私は言葉で世界を認識するタイプなので、日常生活ではいつも頭の中であれやこれやと考えています。「あれはこういうことだな」「これとこれはこういうふうに整理できるな」「こうする前にこうしておこう」など。

それ自体は悪いものではなく、むしろ仕事では強みとされるものだと思いますが、そればかりだと自分の中のバランスが悪くなって疲れてしまいます。

そんな私がジャズライブに行くと、ひととき考えることをストップすることができます。これは、私の日常生活の中であまりない貴重な時間です。

演奏が始まってすぐは、いつも通り「これはなんだろう?」と考えようとするのですが、いつの間にか良い意味でぼんやりとしてきて、ただ感じるという世界に浸っていることに気づきます(いつもとは違う頭の部分を使っているような感覚があります)

そして終わると、なんだか心地よかったなーという余韻の中、また次の予約を入れてしまうのです。

言葉を排除するためではなく、言葉を豊かにするために

自分でも面白いなと思うのは、普段は言葉を使う仕事をしているのに、ライブでは歌のあるものよりも、楽器演奏のみ(インスト)のものが好きなことです。おそらく歌詞があるとその意味を考えてしまうので、それに引っ張られずにただ感じたいという気持ちがあるのだと思います。

そして私にとっては、言葉を排除するために聴きに行くのではなく、むしろ自分の言葉を豊かにするために行っている感覚があります。

言葉なんて、何もなくてもいくらでも捻り出せるでしょと思われるかも知れませんが、実態の裏打ちのない、表面的な言葉では嘘くさくなってしまう。なので、言葉で切り取れないもっと大きな世界があることを感じた上で、そこから溢れ出るような言葉を紡ぎたい(たとえその一部しか表現できないとしても)、いつもそう願っています。

そして、ジャズはいつも、私にそんな大きな世界を見せてくれます。

人として根源的な音楽的コミュニケーション

さて、ゴリラ研究で有名な京都大学の山極壽一先生は、「人類の進化史の99%は言葉がなく、人間は元々音楽的なコミュニケーションでつながっていた」とおっしゃっています。

言葉を使うようになった今でも、その感覚はよくわかるような気がします。言葉や話し方にトーンやリズムを持たせたり、身振り手振りを交えたり、動きを合わせたり。音楽的なコミュニケーションというのは、今でも私たちの中に残っているのではないでしょうか。

そして、ジャズもまたコミュニケーションなのだと、演奏される方たちは言います。精緻な理論と自分の感性をベースに、日々研鑽を積まれているミュージシャンが集まり、掛け合いの中から一緒に音楽を創造していく。
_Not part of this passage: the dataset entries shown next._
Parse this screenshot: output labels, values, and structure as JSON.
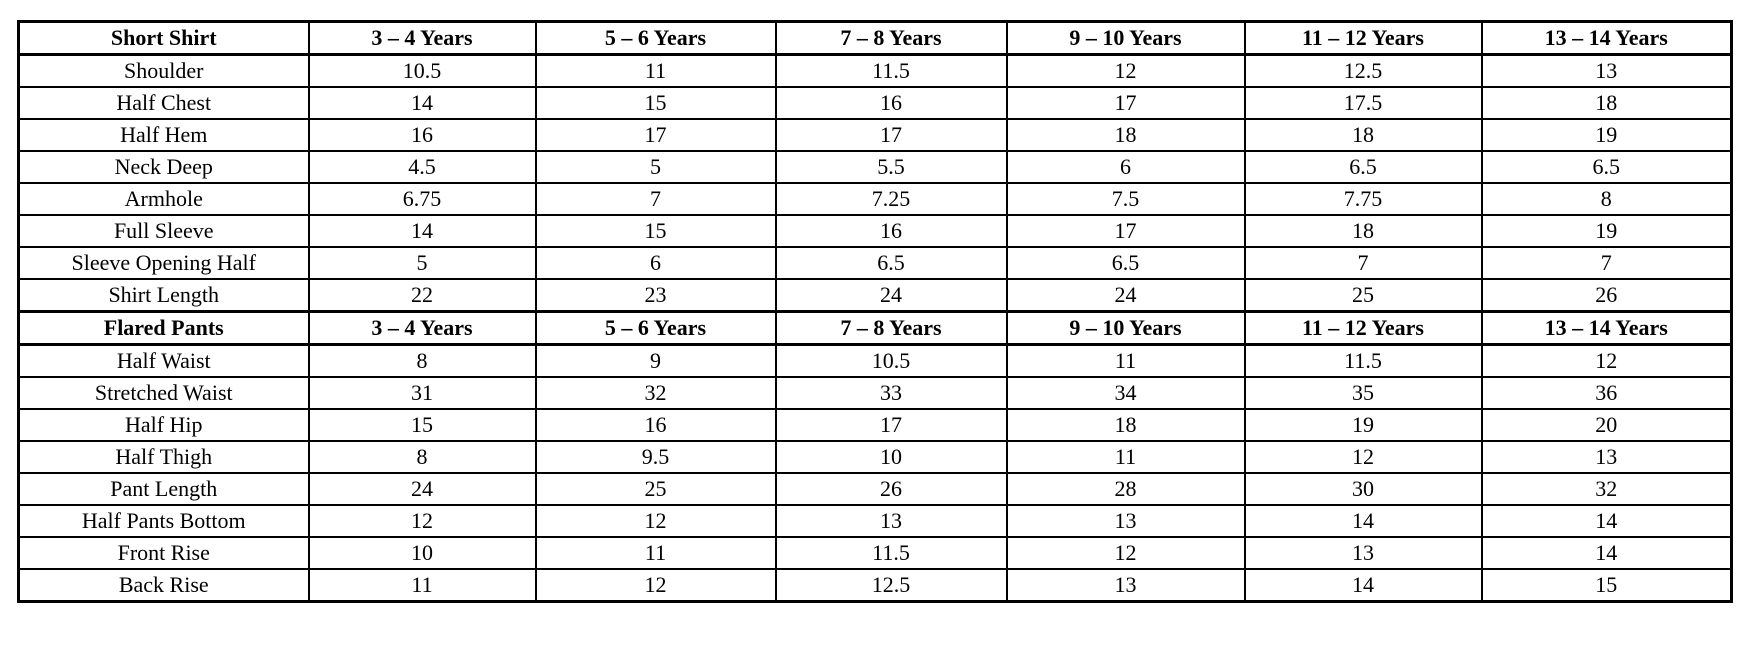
{
  "table": {
    "colors": {
      "border": "#000000",
      "background": "#ffffff",
      "text": "#000000"
    },
    "sections": [
      {
        "header": {
          "title": "Short Shirt",
          "columns": [
            "3 – 4 Years",
            "5 – 6 Years",
            "7 – 8 Years",
            "9 – 10 Years",
            "11 – 12 Years",
            "13 – 14 Years"
          ]
        },
        "rows": [
          {
            "label": "Shoulder",
            "values": [
              "10.5",
              "11",
              "11.5",
              "12",
              "12.5",
              "13"
            ]
          },
          {
            "label": "Half Chest",
            "values": [
              "14",
              "15",
              "16",
              "17",
              "17.5",
              "18"
            ]
          },
          {
            "label": "Half Hem",
            "values": [
              "16",
              "17",
              "17",
              "18",
              "18",
              "19"
            ]
          },
          {
            "label": "Neck Deep",
            "values": [
              "4.5",
              "5",
              "5.5",
              "6",
              "6.5",
              "6.5"
            ]
          },
          {
            "label": "Armhole",
            "values": [
              "6.75",
              "7",
              "7.25",
              "7.5",
              "7.75",
              "8"
            ]
          },
          {
            "label": "Full Sleeve",
            "values": [
              "14",
              "15",
              "16",
              "17",
              "18",
              "19"
            ]
          },
          {
            "label": "Sleeve Opening Half",
            "values": [
              "5",
              "6",
              "6.5",
              "6.5",
              "7",
              "7"
            ]
          },
          {
            "label": "Shirt Length",
            "values": [
              "22",
              "23",
              "24",
              "24",
              "25",
              "26"
            ]
          }
        ]
      },
      {
        "header": {
          "title": "Flared Pants",
          "columns": [
            "3 – 4 Years",
            "5 – 6 Years",
            "7 – 8 Years",
            "9 – 10 Years",
            "11 – 12 Years",
            "13 – 14 Years"
          ]
        },
        "rows": [
          {
            "label": "Half Waist",
            "values": [
              "8",
              "9",
              "10.5",
              "11",
              "11.5",
              "12"
            ]
          },
          {
            "label": "Stretched Waist",
            "values": [
              "31",
              "32",
              "33",
              "34",
              "35",
              "36"
            ]
          },
          {
            "label": "Half Hip",
            "values": [
              "15",
              "16",
              "17",
              "18",
              "19",
              "20"
            ]
          },
          {
            "label": "Half Thigh",
            "values": [
              "8",
              "9.5",
              "10",
              "11",
              "12",
              "13"
            ]
          },
          {
            "label": "Pant Length",
            "values": [
              "24",
              "25",
              "26",
              "28",
              "30",
              "32"
            ]
          },
          {
            "label": "Half Pants Bottom",
            "values": [
              "12",
              "12",
              "13",
              "13",
              "14",
              "14"
            ]
          },
          {
            "label": "Front Rise",
            "values": [
              "10",
              "11",
              "11.5",
              "12",
              "13",
              "14"
            ]
          },
          {
            "label": "Back Rise",
            "values": [
              "11",
              "12",
              "12.5",
              "13",
              "14",
              "15"
            ]
          }
        ]
      }
    ]
  }
}
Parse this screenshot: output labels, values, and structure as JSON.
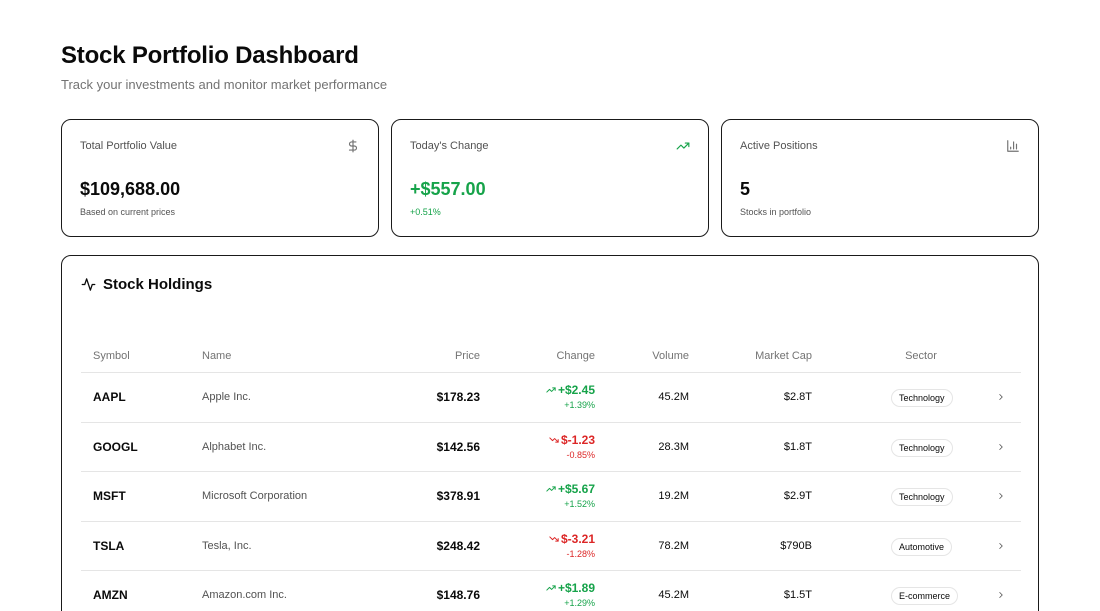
{
  "header": {
    "title": "Stock Portfolio Dashboard",
    "subtitle": "Track your investments and monitor market performance"
  },
  "cards": [
    {
      "title": "Total Portfolio Value",
      "icon": "dollar-icon",
      "value": "$109,688.00",
      "sub": "Based on current prices"
    },
    {
      "title": "Today's Change",
      "icon": "trending-up-icon",
      "value": "+$557.00",
      "sub": "+0.51%"
    },
    {
      "title": "Active Positions",
      "icon": "bar-chart-icon",
      "value": "5",
      "sub": "Stocks in portfolio"
    }
  ],
  "colors": {
    "positive": "#16a34a",
    "negative": "#dc2626"
  },
  "holdings": {
    "title": "Stock Holdings",
    "icon": "activity-icon",
    "columns": [
      "Symbol",
      "Name",
      "Price",
      "Change",
      "Volume",
      "Market Cap",
      "Sector"
    ],
    "rows": [
      {
        "symbol": "AAPL",
        "name": "Apple Inc.",
        "price": "$178.23",
        "change": "+$2.45",
        "pct": "+1.39%",
        "direction": "up",
        "volume": "45.2M",
        "mcap": "$2.8T",
        "sector": "Technology"
      },
      {
        "symbol": "GOOGL",
        "name": "Alphabet Inc.",
        "price": "$142.56",
        "change": "$-1.23",
        "pct": "-0.85%",
        "direction": "down",
        "volume": "28.3M",
        "mcap": "$1.8T",
        "sector": "Technology"
      },
      {
        "symbol": "MSFT",
        "name": "Microsoft Corporation",
        "price": "$378.91",
        "change": "+$5.67",
        "pct": "+1.52%",
        "direction": "up",
        "volume": "19.2M",
        "mcap": "$2.9T",
        "sector": "Technology"
      },
      {
        "symbol": "TSLA",
        "name": "Tesla, Inc.",
        "price": "$248.42",
        "change": "$-3.21",
        "pct": "-1.28%",
        "direction": "down",
        "volume": "78.2M",
        "mcap": "$790B",
        "sector": "Automotive"
      },
      {
        "symbol": "AMZN",
        "name": "Amazon.com Inc.",
        "price": "$148.76",
        "change": "+$1.89",
        "pct": "+1.29%",
        "direction": "up",
        "volume": "45.2M",
        "mcap": "$1.5T",
        "sector": "E-commerce"
      }
    ]
  }
}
ひとりで演奏する場合もありますが、複数人でのセッションというのが、やはりジャズの醍醐味の一つだと思います。

その見ていて楽しそうなこと!アイコンタクトしてリズムや音を合わせたり、誰かのアドリブに「お、やるなー!」みたいな顔をしたり、「次はあなたどうぞ」と順番に見せ場を渡したり。言葉がない分、もしかしたら、人としてより根源的なコミュニケーションを見せてもらっているのかも知れません。
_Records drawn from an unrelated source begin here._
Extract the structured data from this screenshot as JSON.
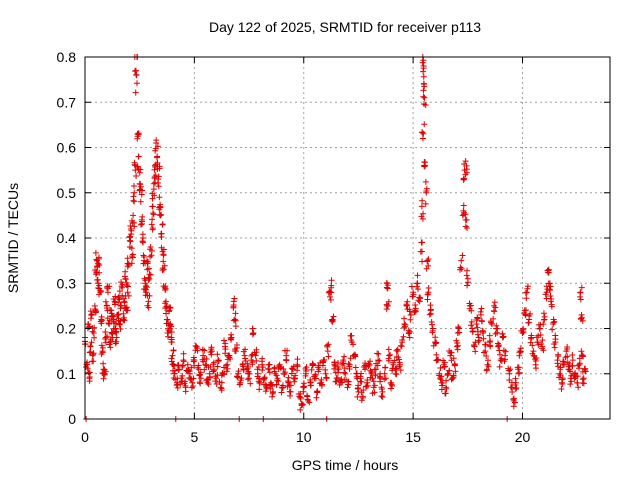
{
  "chart_data": {
    "type": "scatter",
    "title": "Day 122 of 2025, SRMTID for receiver p113",
    "xlabel": "GPS time / hours",
    "ylabel": "SRMTID / TECUs",
    "xlim": [
      0,
      24
    ],
    "ylim": [
      0,
      0.8
    ],
    "xticks": [
      0,
      5,
      10,
      15,
      20
    ],
    "xtick_labels": [
      "0",
      "5",
      "10",
      "15",
      "20"
    ],
    "yticks": [
      0,
      0.1,
      0.2,
      0.3,
      0.4,
      0.5,
      0.6,
      0.7,
      0.8
    ],
    "ytick_labels": [
      "0",
      "0.1",
      "0.2",
      "0.3",
      "0.4",
      "0.5",
      "0.6",
      "0.7",
      "0.8"
    ],
    "grid": true,
    "marker": "+",
    "color": "#e00000",
    "series": [
      {
        "name": "SRMTID",
        "points": [
          [
            0.0,
            0.18
          ],
          [
            0.05,
            0.0
          ],
          [
            0.1,
            0.12
          ],
          [
            0.15,
            0.21
          ],
          [
            0.2,
            0.09
          ],
          [
            0.25,
            0.16
          ],
          [
            0.3,
            0.23
          ],
          [
            0.35,
            0.14
          ],
          [
            0.4,
            0.19
          ],
          [
            0.45,
            0.25
          ],
          [
            0.5,
            0.32
          ],
          [
            0.55,
            0.35
          ],
          [
            0.6,
            0.3
          ],
          [
            0.65,
            0.34
          ],
          [
            0.7,
            0.28
          ],
          [
            0.75,
            0.22
          ],
          [
            0.8,
            0.15
          ],
          [
            0.85,
            0.11
          ],
          [
            0.9,
            0.1
          ],
          [
            0.95,
            0.18
          ],
          [
            1.0,
            0.25
          ],
          [
            1.05,
            0.28
          ],
          [
            1.1,
            0.21
          ],
          [
            1.15,
            0.17
          ],
          [
            1.2,
            0.24
          ],
          [
            1.25,
            0.19
          ],
          [
            1.3,
            0.22
          ],
          [
            1.35,
            0.26
          ],
          [
            1.4,
            0.2
          ],
          [
            1.45,
            0.18
          ],
          [
            1.5,
            0.23
          ],
          [
            1.55,
            0.27
          ],
          [
            1.6,
            0.21
          ],
          [
            1.65,
            0.25
          ],
          [
            1.7,
            0.29
          ],
          [
            1.75,
            0.22
          ],
          [
            1.8,
            0.26
          ],
          [
            1.85,
            0.31
          ],
          [
            1.9,
            0.24
          ],
          [
            1.95,
            0.28
          ],
          [
            2.0,
            0.34
          ],
          [
            2.05,
            0.38
          ],
          [
            2.1,
            0.42
          ],
          [
            2.15,
            0.36
          ],
          [
            2.2,
            0.45
          ],
          [
            2.25,
            0.5
          ],
          [
            2.3,
            0.55
          ],
          [
            2.33,
            0.77
          ],
          [
            2.36,
            0.76
          ],
          [
            2.4,
            0.63
          ],
          [
            2.45,
            0.58
          ],
          [
            2.5,
            0.52
          ],
          [
            2.55,
            0.48
          ],
          [
            2.6,
            0.44
          ],
          [
            2.65,
            0.4
          ],
          [
            2.7,
            0.35
          ],
          [
            2.75,
            0.3
          ],
          [
            2.8,
            0.28
          ],
          [
            2.85,
            0.33
          ],
          [
            2.9,
            0.26
          ],
          [
            2.95,
            0.32
          ],
          [
            3.0,
            0.38
          ],
          [
            3.05,
            0.43
          ],
          [
            3.1,
            0.47
          ],
          [
            3.15,
            0.52
          ],
          [
            3.2,
            0.56
          ],
          [
            3.25,
            0.61
          ],
          [
            3.3,
            0.58
          ],
          [
            3.35,
            0.53
          ],
          [
            3.4,
            0.49
          ],
          [
            3.45,
            0.45
          ],
          [
            3.5,
            0.41
          ],
          [
            3.55,
            0.37
          ],
          [
            3.6,
            0.33
          ],
          [
            3.65,
            0.29
          ],
          [
            3.7,
            0.26
          ],
          [
            3.75,
            0.22
          ],
          [
            3.8,
            0.19
          ],
          [
            3.85,
            0.24
          ],
          [
            3.9,
            0.21
          ],
          [
            3.95,
            0.18
          ],
          [
            4.0,
            0.14
          ],
          [
            4.05,
            0.12
          ],
          [
            4.1,
            0.1
          ],
          [
            4.15,
            0.0
          ],
          [
            4.2,
            0.08
          ],
          [
            4.3,
            0.11
          ],
          [
            4.4,
            0.09
          ],
          [
            4.5,
            0.13
          ],
          [
            4.6,
            0.07
          ],
          [
            4.7,
            0.12
          ],
          [
            4.8,
            0.1
          ],
          [
            4.9,
            0.08
          ],
          [
            5.0,
            0.13
          ],
          [
            5.1,
            0.16
          ],
          [
            5.2,
            0.11
          ],
          [
            5.3,
            0.09
          ],
          [
            5.4,
            0.14
          ],
          [
            5.5,
            0.12
          ],
          [
            5.6,
            0.08
          ],
          [
            5.7,
            0.1
          ],
          [
            5.8,
            0.15
          ],
          [
            5.9,
            0.11
          ],
          [
            6.0,
            0.09
          ],
          [
            6.1,
            0.13
          ],
          [
            6.2,
            0.07
          ],
          [
            6.3,
            0.1
          ],
          [
            6.4,
            0.16
          ],
          [
            6.5,
            0.12
          ],
          [
            6.6,
            0.14
          ],
          [
            6.7,
            0.18
          ],
          [
            6.8,
            0.26
          ],
          [
            6.85,
            0.22
          ],
          [
            6.9,
            0.15
          ],
          [
            7.0,
            0.1
          ],
          [
            7.05,
            0.0
          ],
          [
            7.1,
            0.08
          ],
          [
            7.2,
            0.12
          ],
          [
            7.3,
            0.14
          ],
          [
            7.4,
            0.11
          ],
          [
            7.5,
            0.09
          ],
          [
            7.6,
            0.13
          ],
          [
            7.7,
            0.19
          ],
          [
            7.8,
            0.14
          ],
          [
            7.9,
            0.1
          ],
          [
            8.0,
            0.08
          ],
          [
            8.1,
            0.12
          ],
          [
            8.15,
            0.0
          ],
          [
            8.2,
            0.09
          ],
          [
            8.3,
            0.07
          ],
          [
            8.4,
            0.11
          ],
          [
            8.5,
            0.08
          ],
          [
            8.6,
            0.06
          ],
          [
            8.7,
            0.1
          ],
          [
            8.8,
            0.09
          ],
          [
            8.9,
            0.12
          ],
          [
            9.0,
            0.07
          ],
          [
            9.1,
            0.1
          ],
          [
            9.2,
            0.14
          ],
          [
            9.3,
            0.08
          ],
          [
            9.4,
            0.06
          ],
          [
            9.5,
            0.11
          ],
          [
            9.6,
            0.09
          ],
          [
            9.7,
            0.12
          ],
          [
            9.8,
            0.05
          ],
          [
            9.9,
            0.03
          ],
          [
            10.0,
            0.07
          ],
          [
            10.1,
            0.1
          ],
          [
            10.2,
            0.04
          ],
          [
            10.3,
            0.08
          ],
          [
            10.4,
            0.12
          ],
          [
            10.5,
            0.09
          ],
          [
            10.6,
            0.06
          ],
          [
            10.7,
            0.11
          ],
          [
            10.8,
            0.08
          ],
          [
            10.9,
            0.13
          ],
          [
            11.0,
            0.1
          ],
          [
            11.05,
            0.0
          ],
          [
            11.1,
            0.15
          ],
          [
            11.2,
            0.27
          ],
          [
            11.25,
            0.29
          ],
          [
            11.3,
            0.22
          ],
          [
            11.4,
            0.12
          ],
          [
            11.5,
            0.09
          ],
          [
            11.6,
            0.11
          ],
          [
            11.7,
            0.08
          ],
          [
            11.8,
            0.13
          ],
          [
            11.9,
            0.1
          ],
          [
            12.0,
            0.07
          ],
          [
            12.1,
            0.12
          ],
          [
            12.2,
            0.17
          ],
          [
            12.3,
            0.14
          ],
          [
            12.4,
            0.1
          ],
          [
            12.5,
            0.06
          ],
          [
            12.6,
            0.09
          ],
          [
            12.7,
            0.05
          ],
          [
            12.8,
            0.11
          ],
          [
            12.9,
            0.08
          ],
          [
            13.0,
            0.12
          ],
          [
            13.1,
            0.1
          ],
          [
            13.2,
            0.07
          ],
          [
            13.3,
            0.11
          ],
          [
            13.4,
            0.13
          ],
          [
            13.5,
            0.09
          ],
          [
            13.6,
            0.06
          ],
          [
            13.7,
            0.1
          ],
          [
            13.8,
            0.3
          ],
          [
            13.85,
            0.25
          ],
          [
            13.9,
            0.14
          ],
          [
            14.0,
            0.08
          ],
          [
            14.1,
            0.12
          ],
          [
            14.2,
            0.1
          ],
          [
            14.3,
            0.15
          ],
          [
            14.4,
            0.12
          ],
          [
            14.5,
            0.17
          ],
          [
            14.6,
            0.21
          ],
          [
            14.7,
            0.25
          ],
          [
            14.8,
            0.19
          ],
          [
            14.9,
            0.23
          ],
          [
            15.0,
            0.28
          ],
          [
            15.1,
            0.24
          ],
          [
            15.2,
            0.3
          ],
          [
            15.3,
            0.26
          ],
          [
            15.35,
            0.37
          ],
          [
            15.4,
            0.47
          ],
          [
            15.45,
            0.62
          ],
          [
            15.48,
            0.78
          ],
          [
            15.5,
            0.74
          ],
          [
            15.52,
            0.71
          ],
          [
            15.55,
            0.56
          ],
          [
            15.6,
            0.5
          ],
          [
            15.65,
            0.35
          ],
          [
            15.7,
            0.28
          ],
          [
            15.8,
            0.24
          ],
          [
            15.9,
            0.2
          ],
          [
            16.0,
            0.17
          ],
          [
            16.1,
            0.13
          ],
          [
            16.2,
            0.1
          ],
          [
            16.3,
            0.08
          ],
          [
            16.4,
            0.12
          ],
          [
            16.5,
            0.07
          ],
          [
            16.6,
            0.1
          ],
          [
            16.7,
            0.14
          ],
          [
            16.8,
            0.09
          ],
          [
            16.9,
            0.12
          ],
          [
            17.0,
            0.16
          ],
          [
            17.1,
            0.2
          ],
          [
            17.2,
            0.35
          ],
          [
            17.3,
            0.46
          ],
          [
            17.35,
            0.55
          ],
          [
            17.4,
            0.57
          ],
          [
            17.45,
            0.44
          ],
          [
            17.5,
            0.31
          ],
          [
            17.6,
            0.25
          ],
          [
            17.7,
            0.2
          ],
          [
            17.8,
            0.16
          ],
          [
            17.9,
            0.21
          ],
          [
            18.0,
            0.18
          ],
          [
            18.1,
            0.23
          ],
          [
            18.2,
            0.19
          ],
          [
            18.3,
            0.15
          ],
          [
            18.4,
            0.12
          ],
          [
            18.5,
            0.17
          ],
          [
            18.6,
            0.21
          ],
          [
            18.7,
            0.25
          ],
          [
            18.8,
            0.2
          ],
          [
            18.9,
            0.16
          ],
          [
            19.0,
            0.13
          ],
          [
            19.1,
            0.18
          ],
          [
            19.2,
            0.14
          ],
          [
            19.3,
            0.0
          ],
          [
            19.4,
            0.1
          ],
          [
            19.5,
            0.07
          ],
          [
            19.6,
            0.04
          ],
          [
            19.7,
            0.08
          ],
          [
            19.8,
            0.11
          ],
          [
            19.9,
            0.15
          ],
          [
            20.0,
            0.19
          ],
          [
            20.1,
            0.24
          ],
          [
            20.2,
            0.28
          ],
          [
            20.3,
            0.22
          ],
          [
            20.4,
            0.18
          ],
          [
            20.5,
            0.15
          ],
          [
            20.6,
            0.12
          ],
          [
            20.7,
            0.17
          ],
          [
            20.8,
            0.2
          ],
          [
            20.9,
            0.16
          ],
          [
            21.0,
            0.22
          ],
          [
            21.1,
            0.28
          ],
          [
            21.2,
            0.33
          ],
          [
            21.25,
            0.3
          ],
          [
            21.3,
            0.26
          ],
          [
            21.4,
            0.21
          ],
          [
            21.5,
            0.17
          ],
          [
            21.6,
            0.13
          ],
          [
            21.7,
            0.1
          ],
          [
            21.8,
            0.08
          ],
          [
            21.9,
            0.12
          ],
          [
            22.0,
            0.15
          ],
          [
            22.1,
            0.11
          ],
          [
            22.2,
            0.09
          ],
          [
            22.3,
            0.13
          ],
          [
            22.4,
            0.1
          ],
          [
            22.5,
            0.08
          ],
          [
            22.6,
            0.12
          ],
          [
            22.65,
            0.28
          ],
          [
            22.7,
            0.23
          ],
          [
            22.75,
            0.14
          ],
          [
            22.8,
            0.09
          ],
          [
            22.85,
            0.11
          ]
        ]
      }
    ]
  }
}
そして一流のプロの皆さんが見せてくれる世界の美しいこと。それぞれが卓越したスキルがあってこその調和した世界は、とても同じ人間技とは思えません・・・オリンピックの団体競技とか、サッカー日本代表のチームプレイとかを間近で見ているような、とても贅沢な時間です。

そんなジャズライブ、おすすめです。